Qin Yinuo, Lee Richard T, Zhang Weijia, Sun Xiaoxiao, Sajda Paul
Department of Biomedical Engineering, Columbia University, New York, NY 10027, USA.
Department of Electrical Engineering, Columbia University, New York, NY 10027, USA.
iScience. 2025 Apr 17;28(5):112429. doi: 10.1016/j.isci.2025.112429. eCollection 2025 May 16.

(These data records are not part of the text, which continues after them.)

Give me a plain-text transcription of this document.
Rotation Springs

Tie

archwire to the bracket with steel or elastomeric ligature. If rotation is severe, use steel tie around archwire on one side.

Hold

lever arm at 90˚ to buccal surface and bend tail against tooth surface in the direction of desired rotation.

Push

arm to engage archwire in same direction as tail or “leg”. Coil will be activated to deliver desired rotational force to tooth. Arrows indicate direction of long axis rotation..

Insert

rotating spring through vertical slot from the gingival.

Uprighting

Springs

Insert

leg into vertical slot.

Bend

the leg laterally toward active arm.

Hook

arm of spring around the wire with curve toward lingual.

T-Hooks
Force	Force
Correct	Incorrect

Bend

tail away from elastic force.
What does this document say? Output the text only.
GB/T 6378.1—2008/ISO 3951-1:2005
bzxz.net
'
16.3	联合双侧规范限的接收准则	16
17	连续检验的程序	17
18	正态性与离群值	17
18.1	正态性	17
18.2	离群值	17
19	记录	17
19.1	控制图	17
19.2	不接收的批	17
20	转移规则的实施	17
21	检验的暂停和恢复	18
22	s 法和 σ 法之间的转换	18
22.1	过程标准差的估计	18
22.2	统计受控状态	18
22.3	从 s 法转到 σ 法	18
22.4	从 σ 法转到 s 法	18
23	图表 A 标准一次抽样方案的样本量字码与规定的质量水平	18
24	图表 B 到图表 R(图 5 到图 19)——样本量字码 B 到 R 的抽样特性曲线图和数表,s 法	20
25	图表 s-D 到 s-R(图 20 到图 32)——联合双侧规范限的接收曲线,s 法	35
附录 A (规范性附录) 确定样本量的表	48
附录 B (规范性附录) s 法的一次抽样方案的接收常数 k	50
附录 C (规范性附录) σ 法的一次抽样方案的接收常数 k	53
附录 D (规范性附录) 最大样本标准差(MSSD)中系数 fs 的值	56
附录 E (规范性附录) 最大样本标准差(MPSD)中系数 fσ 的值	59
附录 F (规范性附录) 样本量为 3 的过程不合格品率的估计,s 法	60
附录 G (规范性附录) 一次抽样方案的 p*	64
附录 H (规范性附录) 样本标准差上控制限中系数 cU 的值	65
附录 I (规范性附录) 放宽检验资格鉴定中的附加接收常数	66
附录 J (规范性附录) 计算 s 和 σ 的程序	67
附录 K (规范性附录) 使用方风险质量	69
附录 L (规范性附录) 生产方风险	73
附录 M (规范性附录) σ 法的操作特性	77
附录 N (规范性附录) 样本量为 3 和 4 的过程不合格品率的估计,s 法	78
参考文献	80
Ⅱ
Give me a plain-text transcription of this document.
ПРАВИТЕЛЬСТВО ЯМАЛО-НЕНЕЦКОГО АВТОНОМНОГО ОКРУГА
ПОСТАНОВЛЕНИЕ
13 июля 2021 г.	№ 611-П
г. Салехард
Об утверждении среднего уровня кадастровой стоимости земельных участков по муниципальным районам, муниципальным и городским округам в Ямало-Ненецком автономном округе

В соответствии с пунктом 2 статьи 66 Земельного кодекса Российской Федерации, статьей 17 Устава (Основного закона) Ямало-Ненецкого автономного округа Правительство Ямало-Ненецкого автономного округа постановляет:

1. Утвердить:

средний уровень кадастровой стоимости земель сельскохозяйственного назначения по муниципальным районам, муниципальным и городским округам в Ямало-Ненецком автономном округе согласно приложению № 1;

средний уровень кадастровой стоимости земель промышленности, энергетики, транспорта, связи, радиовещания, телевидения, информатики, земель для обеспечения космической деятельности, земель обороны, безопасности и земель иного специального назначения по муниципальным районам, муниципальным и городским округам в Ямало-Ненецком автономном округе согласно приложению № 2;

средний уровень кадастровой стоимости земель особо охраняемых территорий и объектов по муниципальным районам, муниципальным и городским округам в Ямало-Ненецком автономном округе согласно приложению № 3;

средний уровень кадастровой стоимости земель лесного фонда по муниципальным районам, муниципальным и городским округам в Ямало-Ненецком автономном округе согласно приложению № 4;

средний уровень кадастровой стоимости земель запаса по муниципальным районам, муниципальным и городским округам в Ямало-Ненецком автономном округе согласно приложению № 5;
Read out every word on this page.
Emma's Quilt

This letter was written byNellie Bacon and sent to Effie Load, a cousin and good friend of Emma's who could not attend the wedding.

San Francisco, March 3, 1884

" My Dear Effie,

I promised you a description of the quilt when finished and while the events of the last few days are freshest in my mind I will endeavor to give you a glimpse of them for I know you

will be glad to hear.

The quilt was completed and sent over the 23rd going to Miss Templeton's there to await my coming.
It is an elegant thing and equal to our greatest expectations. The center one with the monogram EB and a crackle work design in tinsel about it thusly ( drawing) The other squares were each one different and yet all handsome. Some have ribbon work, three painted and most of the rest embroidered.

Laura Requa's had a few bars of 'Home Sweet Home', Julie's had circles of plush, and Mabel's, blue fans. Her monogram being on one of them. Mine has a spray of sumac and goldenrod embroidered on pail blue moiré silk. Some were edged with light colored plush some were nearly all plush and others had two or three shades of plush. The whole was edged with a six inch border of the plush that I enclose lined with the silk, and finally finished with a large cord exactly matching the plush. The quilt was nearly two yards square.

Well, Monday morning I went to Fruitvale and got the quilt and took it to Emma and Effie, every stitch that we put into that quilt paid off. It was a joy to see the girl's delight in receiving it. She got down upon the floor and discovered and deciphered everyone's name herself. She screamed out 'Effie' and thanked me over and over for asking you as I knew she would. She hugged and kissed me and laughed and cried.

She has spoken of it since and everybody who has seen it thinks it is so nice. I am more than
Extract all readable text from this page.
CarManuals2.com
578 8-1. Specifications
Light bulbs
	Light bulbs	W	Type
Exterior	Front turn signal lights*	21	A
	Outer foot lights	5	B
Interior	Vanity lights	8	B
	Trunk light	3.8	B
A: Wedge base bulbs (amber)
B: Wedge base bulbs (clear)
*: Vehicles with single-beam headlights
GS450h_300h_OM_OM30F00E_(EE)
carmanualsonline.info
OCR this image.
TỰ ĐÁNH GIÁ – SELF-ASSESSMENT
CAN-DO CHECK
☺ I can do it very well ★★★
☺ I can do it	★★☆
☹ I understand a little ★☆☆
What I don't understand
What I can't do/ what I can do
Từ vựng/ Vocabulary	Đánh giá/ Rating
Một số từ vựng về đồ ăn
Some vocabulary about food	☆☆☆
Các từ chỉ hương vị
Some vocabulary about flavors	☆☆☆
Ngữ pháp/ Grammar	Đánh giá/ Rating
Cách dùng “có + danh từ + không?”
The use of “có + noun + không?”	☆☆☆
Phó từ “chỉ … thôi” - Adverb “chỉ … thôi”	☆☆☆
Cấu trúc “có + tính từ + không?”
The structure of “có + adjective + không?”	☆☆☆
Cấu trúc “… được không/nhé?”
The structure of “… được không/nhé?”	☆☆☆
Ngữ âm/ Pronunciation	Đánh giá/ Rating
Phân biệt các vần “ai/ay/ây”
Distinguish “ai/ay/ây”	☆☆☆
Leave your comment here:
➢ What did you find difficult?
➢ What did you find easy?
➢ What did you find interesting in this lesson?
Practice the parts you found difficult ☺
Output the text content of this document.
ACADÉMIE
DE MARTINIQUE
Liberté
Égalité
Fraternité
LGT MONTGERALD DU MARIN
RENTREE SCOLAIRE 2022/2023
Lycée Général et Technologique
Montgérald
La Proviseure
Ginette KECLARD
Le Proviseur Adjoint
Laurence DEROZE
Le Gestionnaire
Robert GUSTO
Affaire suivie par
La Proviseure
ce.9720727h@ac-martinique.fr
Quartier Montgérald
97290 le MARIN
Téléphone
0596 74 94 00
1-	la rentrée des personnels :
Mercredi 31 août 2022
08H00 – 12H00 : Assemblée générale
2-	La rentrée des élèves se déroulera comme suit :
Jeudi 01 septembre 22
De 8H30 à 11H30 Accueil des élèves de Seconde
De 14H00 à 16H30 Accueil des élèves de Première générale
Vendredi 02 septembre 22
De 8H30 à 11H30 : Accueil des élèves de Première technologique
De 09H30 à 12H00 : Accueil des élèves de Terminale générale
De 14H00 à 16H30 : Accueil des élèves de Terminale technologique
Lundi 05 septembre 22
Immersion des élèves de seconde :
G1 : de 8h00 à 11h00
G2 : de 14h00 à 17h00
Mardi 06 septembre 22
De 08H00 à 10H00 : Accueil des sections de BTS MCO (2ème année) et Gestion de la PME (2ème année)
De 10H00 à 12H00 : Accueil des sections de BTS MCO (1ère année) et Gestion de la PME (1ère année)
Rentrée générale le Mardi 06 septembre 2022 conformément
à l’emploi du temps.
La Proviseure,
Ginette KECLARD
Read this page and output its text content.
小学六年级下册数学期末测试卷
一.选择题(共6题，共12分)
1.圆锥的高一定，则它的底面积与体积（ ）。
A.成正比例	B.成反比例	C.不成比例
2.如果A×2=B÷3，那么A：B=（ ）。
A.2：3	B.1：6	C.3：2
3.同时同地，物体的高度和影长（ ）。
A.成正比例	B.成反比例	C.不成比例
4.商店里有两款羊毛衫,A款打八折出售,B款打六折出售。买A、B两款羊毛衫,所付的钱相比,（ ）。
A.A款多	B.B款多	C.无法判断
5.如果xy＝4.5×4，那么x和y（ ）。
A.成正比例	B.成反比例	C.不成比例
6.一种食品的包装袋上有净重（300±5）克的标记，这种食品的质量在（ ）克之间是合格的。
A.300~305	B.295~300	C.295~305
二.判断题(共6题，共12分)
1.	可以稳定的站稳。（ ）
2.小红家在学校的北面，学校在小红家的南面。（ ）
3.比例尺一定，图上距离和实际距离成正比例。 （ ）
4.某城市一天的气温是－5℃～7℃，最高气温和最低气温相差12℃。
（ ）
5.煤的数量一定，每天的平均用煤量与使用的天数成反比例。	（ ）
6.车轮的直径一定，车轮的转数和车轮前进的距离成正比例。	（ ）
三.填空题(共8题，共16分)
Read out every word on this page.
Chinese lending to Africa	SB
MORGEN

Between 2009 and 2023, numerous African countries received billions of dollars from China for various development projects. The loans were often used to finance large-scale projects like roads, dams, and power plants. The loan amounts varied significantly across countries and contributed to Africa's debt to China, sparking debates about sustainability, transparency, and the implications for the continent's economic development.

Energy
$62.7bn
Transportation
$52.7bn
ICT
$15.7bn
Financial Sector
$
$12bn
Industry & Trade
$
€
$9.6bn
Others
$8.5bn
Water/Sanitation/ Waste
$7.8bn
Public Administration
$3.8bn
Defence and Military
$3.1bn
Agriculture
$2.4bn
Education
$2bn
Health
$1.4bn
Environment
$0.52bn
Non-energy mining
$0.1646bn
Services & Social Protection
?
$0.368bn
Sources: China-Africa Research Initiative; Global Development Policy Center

In collaborative environments, a deep understanding of multi-human teaming dynamics is essential for optimizing performance. However, the relationship between individuals' behavioral and physiological markers and their combined influence on overall team performance remains poorly understood. To explore this, we designed a triadic human-collaborative sensorimotor task in virtual reality (VR) and introduced a predictability metric to examine team dynamics and performance. Our findings reveal a strong connection between team performance and the predictability of a team member's future actions based on other team members' behavioral and physiological data. Contrary to conventional wisdom that high-performing teams are highly synchronized, our results suggest that physiological and behavioral synchronizations among team members have a limited correlation with team performance. These insights provide a quantitative framework for understanding multi-human team dynamics, paving the way for deeper insights into team dynamics and performance.
在协作环境中,深入理解多人团队协作动态对于优化绩效至关重要。然而,个体的行为和生理指标之间的关系以及它们对团队整体绩效的综合影响仍未得到充分理解。为了探究这一点,我们设计了一个虚拟现实(VR)中的三人协作感觉运动任务,并引入了一个可预测性指标来考察团队动态和绩效。我们的研究结果揭示了团队绩效与基于其他团队成员的行为和生理数据对团队成员未来行动的可预测性之间存在紧密联系。与传统观念中高绩效团队高度同步不同,我们的结果表明团队成员之间的生理和行为同步与团队绩效的相关性有限。这些见解为理解多人团队动态提供了一个定量框架,为更深入洞察团队动态和绩效铺平了道路。